Philip Williamson, technical staff manager for the BCP, recommended that the Public Utilities Commission reject the utility's plan to delay the rate increase, citing recent concerns from regulators that consumers are paying too much interest.
"Delaying the implementation ... for almost 14 months ignores this concern and increases costs to ratepayers," Williamson's testimony said, adding that speeding up the recovery of the $115.9 million "saves ratepayers in excess of $12 million in carrying charges."
Interest will pile up at a rate based on the company's overall rate of return, which was set by the PUC this year at 9.03 percent. Yackira said when the application was made in November that the actual interest rate applied will be about 8.5 percent, based on calculation anomalies.
Testimony from David Chairez, a financial analyst with the PUC staff, said the delay would cost ratepayers about $15.1 million in carrying charges. Normalizing the collection time, Chairez said would save ratepayers about $8.2 million.
In his new testimony, Yackira said that the plan is still the best for customers.
"I agree that (the balance) will continue to accrue carrying charges until it is fully paid," the testimony said. "Those carrying charges will not fully compensate shareholders for the cost of capital that will be used to fund the balance. However, I believe that the costs for customer and for shareholders are a reasonable investment in providing rate stability."
In its rate case request, which incorporates an earlier petition the company made with the PUC, Nevada Power asked to have an old rate case balance extended from January to March. At that point, the old balance would expire and be replaced with another previously approved, but smaller, balance, providing a 1 to 2 percent rate decrease for all customer classes on April 1.
That would reduce average residential monthly bills from $122.33 to $121.18 until the newly requested balance is instituted in April 2006.
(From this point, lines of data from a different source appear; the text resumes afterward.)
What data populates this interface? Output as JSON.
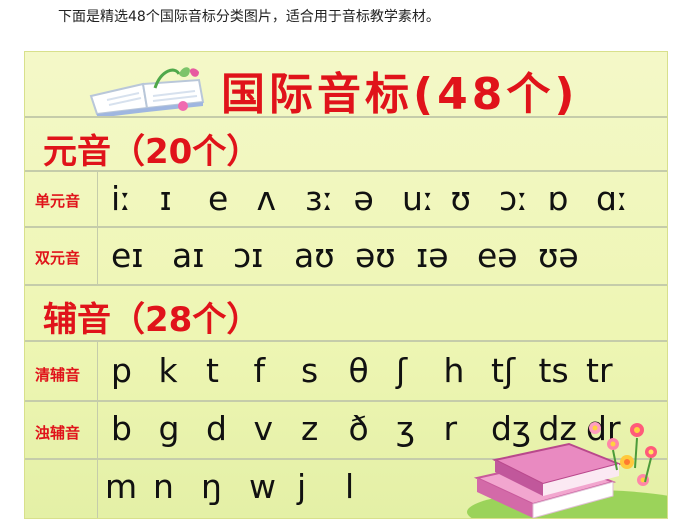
{
  "caption": "下面是精选48个国际音标分类图片，适合用于音标教学素材。",
  "poster": {
    "title": "国际音标(48个)",
    "vowels_header": "元音（20个）",
    "consonants_header": "辅音（28个）",
    "rows": {
      "monophthongs": {
        "label": "单元音",
        "symbols": [
          "iː",
          "ɪ",
          "e",
          "ʌ",
          "ɜː",
          "ə",
          "uː",
          "ʊ",
          "ɔː",
          "ɒ",
          "ɑː"
        ]
      },
      "diphthongs": {
        "label": "双元音",
        "symbols": [
          "eɪ",
          "aɪ",
          "ɔɪ",
          "aʊ",
          "əʊ",
          "ɪə",
          "eə",
          "ʊə"
        ]
      },
      "voiceless": {
        "label": "清辅音",
        "symbols": [
          "p",
          "k",
          "t",
          "f",
          "s",
          "θ",
          "ʃ",
          "h",
          "tʃ",
          "ts",
          "tr"
        ]
      },
      "voiced": {
        "label": "浊辅音",
        "symbols": [
          "b",
          "g",
          "d",
          "v",
          "z",
          "ð",
          "ʒ",
          "r",
          "dʒ",
          "dz",
          "dr"
        ]
      },
      "other": {
        "label": "",
        "symbols": [
          "m",
          "n",
          "ŋ",
          "w",
          "j",
          "l"
        ]
      }
    }
  },
  "colors": {
    "accent_red": "#e0131a",
    "poster_bg": "#f1f7bf",
    "grid_line": "#c5ccaa"
  },
  "icons": {
    "title_decoration": "open-book-icon",
    "corner_decoration": "books-and-flowers-icon"
  }
}
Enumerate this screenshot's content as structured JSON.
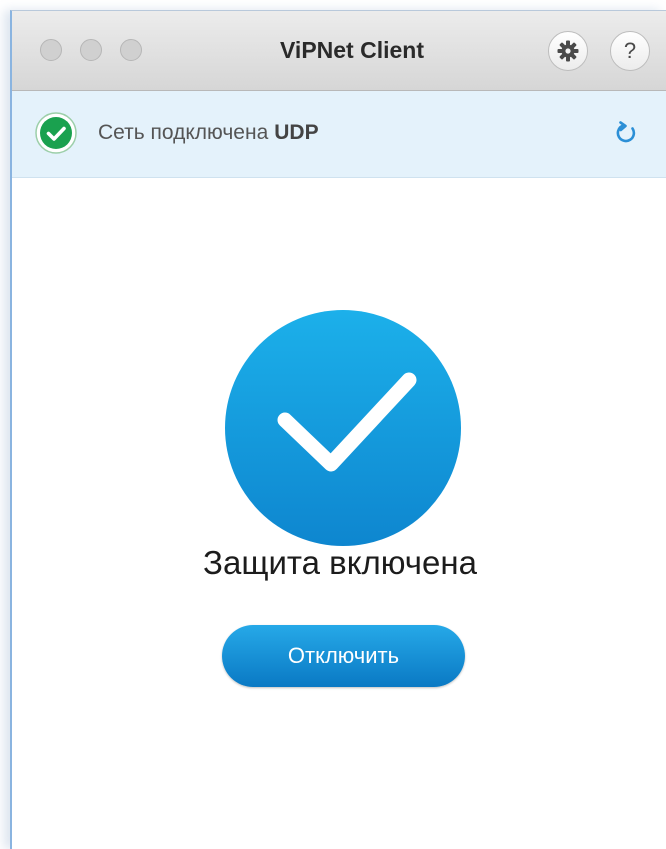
{
  "window": {
    "title": "ViPNet Client"
  },
  "toolbar": {
    "settings_icon": "gear-icon",
    "help_label": "?"
  },
  "status": {
    "text": "Сеть подключена",
    "protocol": "UDP",
    "icon": "check-circle-icon",
    "icon_color": "#1aa14f",
    "refresh_icon": "refresh-icon"
  },
  "main": {
    "state_icon": "checkmark-icon",
    "state_label": "Защита включена",
    "disconnect_label": "Отключить",
    "accent_color": "#0d8fd8"
  }
}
Included in those rates is a requested $85 million increase in the base-tariff energy rate (BTER) -- which is designed to cover future costs for fuel and power needed to serve customers. If that rate is set accurately, it would mean little or no need to collect additional revenue next year.
Yackira said soaring natural gas prices have made setting the BTER difficult in recent years.
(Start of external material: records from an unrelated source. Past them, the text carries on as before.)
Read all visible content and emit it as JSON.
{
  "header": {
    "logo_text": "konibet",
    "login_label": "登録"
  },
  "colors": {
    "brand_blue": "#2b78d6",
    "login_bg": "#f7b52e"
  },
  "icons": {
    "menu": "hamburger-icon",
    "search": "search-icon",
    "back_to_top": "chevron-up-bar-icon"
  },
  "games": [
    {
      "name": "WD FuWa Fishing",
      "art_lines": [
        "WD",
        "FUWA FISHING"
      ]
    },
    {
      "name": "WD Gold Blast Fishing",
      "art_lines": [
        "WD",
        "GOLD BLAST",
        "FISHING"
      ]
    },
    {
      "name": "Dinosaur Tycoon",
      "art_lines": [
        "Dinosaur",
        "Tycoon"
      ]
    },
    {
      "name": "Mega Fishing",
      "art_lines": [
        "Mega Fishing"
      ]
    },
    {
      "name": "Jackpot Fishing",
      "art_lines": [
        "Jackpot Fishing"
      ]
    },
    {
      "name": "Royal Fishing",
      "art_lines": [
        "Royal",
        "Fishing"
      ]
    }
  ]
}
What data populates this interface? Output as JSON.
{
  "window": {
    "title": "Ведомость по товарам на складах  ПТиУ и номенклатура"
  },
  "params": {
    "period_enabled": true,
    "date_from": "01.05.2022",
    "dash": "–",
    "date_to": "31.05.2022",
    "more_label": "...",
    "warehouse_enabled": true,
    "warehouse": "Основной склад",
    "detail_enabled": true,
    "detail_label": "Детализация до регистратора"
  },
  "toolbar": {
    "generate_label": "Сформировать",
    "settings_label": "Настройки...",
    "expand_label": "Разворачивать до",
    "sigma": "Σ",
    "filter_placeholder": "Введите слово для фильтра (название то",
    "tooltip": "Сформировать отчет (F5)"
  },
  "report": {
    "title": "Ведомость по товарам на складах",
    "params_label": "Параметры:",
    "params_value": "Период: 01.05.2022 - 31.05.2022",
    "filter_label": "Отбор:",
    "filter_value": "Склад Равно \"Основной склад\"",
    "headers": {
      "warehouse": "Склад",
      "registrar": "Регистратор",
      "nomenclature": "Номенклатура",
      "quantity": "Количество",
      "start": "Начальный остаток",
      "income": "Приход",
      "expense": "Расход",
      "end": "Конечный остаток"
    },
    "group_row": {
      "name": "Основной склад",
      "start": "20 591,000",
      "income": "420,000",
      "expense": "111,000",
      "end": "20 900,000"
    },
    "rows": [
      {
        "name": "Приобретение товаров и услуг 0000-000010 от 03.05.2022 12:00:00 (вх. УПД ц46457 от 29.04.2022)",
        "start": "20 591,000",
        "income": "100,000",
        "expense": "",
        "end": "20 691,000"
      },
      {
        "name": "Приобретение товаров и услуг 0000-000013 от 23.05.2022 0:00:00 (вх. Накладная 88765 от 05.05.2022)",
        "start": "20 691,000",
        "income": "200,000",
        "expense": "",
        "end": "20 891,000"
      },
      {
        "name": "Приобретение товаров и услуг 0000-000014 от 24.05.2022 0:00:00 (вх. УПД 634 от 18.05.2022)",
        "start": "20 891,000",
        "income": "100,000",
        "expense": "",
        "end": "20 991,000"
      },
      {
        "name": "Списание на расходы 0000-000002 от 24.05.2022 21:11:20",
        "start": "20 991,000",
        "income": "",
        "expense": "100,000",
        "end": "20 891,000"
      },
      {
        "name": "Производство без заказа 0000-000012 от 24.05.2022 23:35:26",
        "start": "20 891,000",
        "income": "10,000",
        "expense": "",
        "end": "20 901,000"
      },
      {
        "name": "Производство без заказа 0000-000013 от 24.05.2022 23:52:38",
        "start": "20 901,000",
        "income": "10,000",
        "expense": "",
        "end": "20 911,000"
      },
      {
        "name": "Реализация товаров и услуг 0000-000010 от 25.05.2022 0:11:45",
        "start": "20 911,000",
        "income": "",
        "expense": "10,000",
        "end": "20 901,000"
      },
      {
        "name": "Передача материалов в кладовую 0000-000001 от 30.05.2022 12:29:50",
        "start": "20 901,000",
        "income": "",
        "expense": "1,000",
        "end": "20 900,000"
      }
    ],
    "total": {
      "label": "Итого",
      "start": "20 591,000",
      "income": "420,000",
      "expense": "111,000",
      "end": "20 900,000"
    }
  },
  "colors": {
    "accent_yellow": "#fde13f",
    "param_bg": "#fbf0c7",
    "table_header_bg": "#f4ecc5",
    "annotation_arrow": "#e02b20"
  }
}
Each of the parties intervening in the case have expressed concern that Nevada Power is setting the rate too low, which would lead to another large unrecovered balance to be collected next year, along with corresponding interest charges.
Yackira, however, said that a recent decision by the PUC to allow customers to use future projections in setting the going-forward rate -- instead of just historical costs -- should reduce large balances in the future.
"The company fully supports and appreciates the commission's actions ... to better match BTER costs and BTER revenues in an effort to reduce future deferred energy balances," his testimony said.
If the plan to delay recovery of $115.9 million is rejected by regulators, and the recovery begins in April 2005, residential rates are expected to jump 7.56 percent, the company's filing said. Nonresidential customers would see rates jump by 9.02 percent.